JB : Habituellement, vous découvrez au cours de votre travail avec quelqu’un ce qu’il aime réellement. J’ai aussi, ces dernières années, des gens qui n’ont pas dit ce qu’ils aimaient, pour une raison quelconque, comme s’ils ne voulaient pas le dire. Ou les gens ont juste les voyages les plus étranges, A, faire un travail créatif, ou B, les gens les voient pendant qu’ils le font. Mais cela surviendra souvent une fois que vous aurez commencé à travailler sur un projet. Comme oh, d’accord, je comprends. Vous connaissez ce disque et ces deux films et c’est pourquoi vous êtes ici. Et c’est bien. Je peux savoir où cela se trouve ou quelqu’un peut le dire. Mais tout cela ne fait que mettre cette personne dans la pièce. Et même si j’ai conscience de ce que vise une personne donnée, en réalité, il y a la chose à portée de main – le film sur lequel vous travaillez, le disque, la chanson. Et à la fin, il faut juste se donner à ça et essayer de lui donner le plus de vie possible. Essayez de ne pas masquer tout ce qui est déjà beau. Pour moi, ce sont les parties importantes du travail. Donc, peu importe ce qui a amené quelqu’un là-bas ? Autre que le fait d’obtenir le travail, c’est sans conséquence pour le travail.
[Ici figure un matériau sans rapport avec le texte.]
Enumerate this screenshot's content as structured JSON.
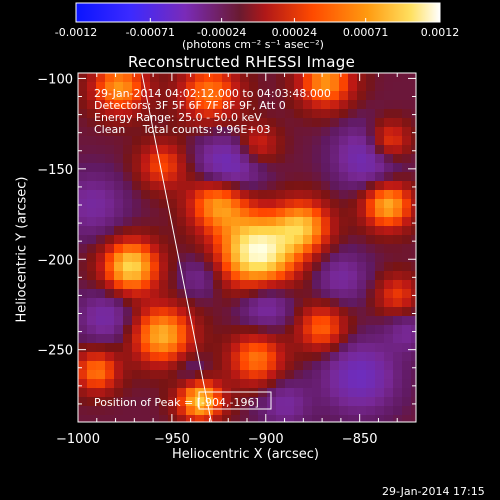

AVC : Qu’il suffise de dire que le son de la musique rock a changé, que la musique en général a changé. À quel point a-t-il été facile ou difficile de s’adapter à cette marée changeante où il y a un afflux constant de producteurs et d’auteurs-compositeurs suédois qui créent toute la musique pop.
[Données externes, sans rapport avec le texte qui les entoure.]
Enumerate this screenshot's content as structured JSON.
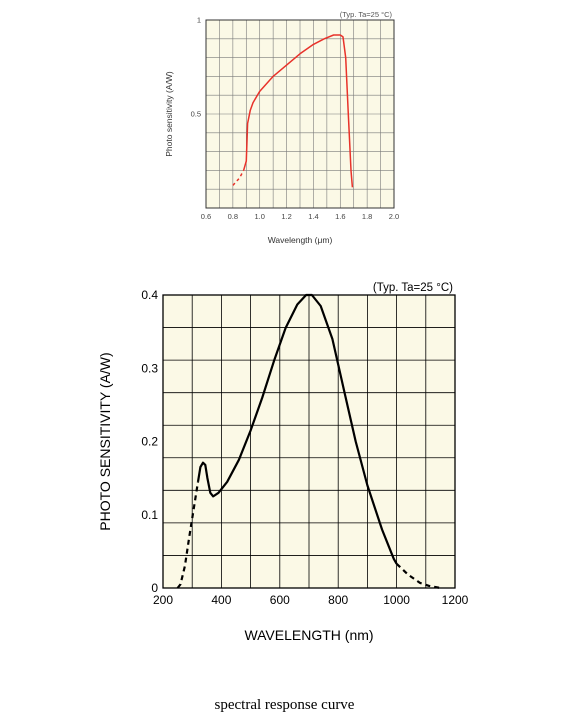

JB : C’est bien, tant que les mélodies sont bonnes. Ils ont réussi à faire de la musique populaire plutôt accrocheuse – et je le dis dans le bon sens. En ce qui concerne les choses qui changent, c’est littéralement la loi de l’univers. Et si à mes débuts, le but était de trouver différentes manières d’aborder les choses, cela n’a pas changé. Et la façon dont vous posez la question, ça ne me dérange pas. La partie qui me dérange n’a rien à voir avec la musique ou le business de la musique. Cela a à voir avec le fait que dans le monde, l’insouciance a augmenté. Le besoin des gens de faire entendre leur voix et d’être vus et de devoir exprimer leurs opinions sur tout, puis de réagir aux commentaires sur leurs opinions, tout cela est non seulement désespérément peu attrayant pour moi, mais en fait cela ne nous aide pas tous fonctionnant ensemble. Et tous les arts le sont – soit les plus mystérieux d’entre eux, soit les plus populaires – ils ne sont que le reflet de ce qui se passe dans l’environnement et de ce qui se passe chez l’artiste individuel. C’est seulement ça. Et pour le moment, l’insouciance est l’essentiel de l’environnement. Et je pense que même la dimensionnalité unidimensionnelle et bidimensionnelle de la musique particulièrement populaire en ce moment est un reflet fidèle de la culture.
En fait, je pense que la musique n’a pas beaucoup changé. Au contraire, la chose choquante est le peu de créativité qui se passe. Ce n’est pas comme, oh, j’ai grandi et maintenant ces enfants font juste du bruit. Donc, je suppose, si je suis un vieux crétin offensé qui s’en va, quelle est ma place dans ce monde ? C’est parce que ces choses qui sont endémiques dans la culture ne m’intéressent pas. Et ça ne m’intéresse pas de le regarder, de l’écouter. Mais en termes de vie et de travail, je n’ai jamais vu les arts comme une chose compétitive. Comme, vous essayez de trouver quelque chose de beau. Les gens aiment ou n’aiment pas. C’est déjà profondément bizarre en soi et rend la vie terriblement étrange.

Jeanne est une journaliste de 27 ans qui se passionne pour le cinéma et la culture pop. Elle adore dévorer des séries Netflix et se tenir au courant des dernières news sur les célébrités du moment. Jeanne a toujours été intéressée par l’écriture, et elle aime travailler comme journaliste car cela lui permet de partager sa passion pour la narration avec les autres.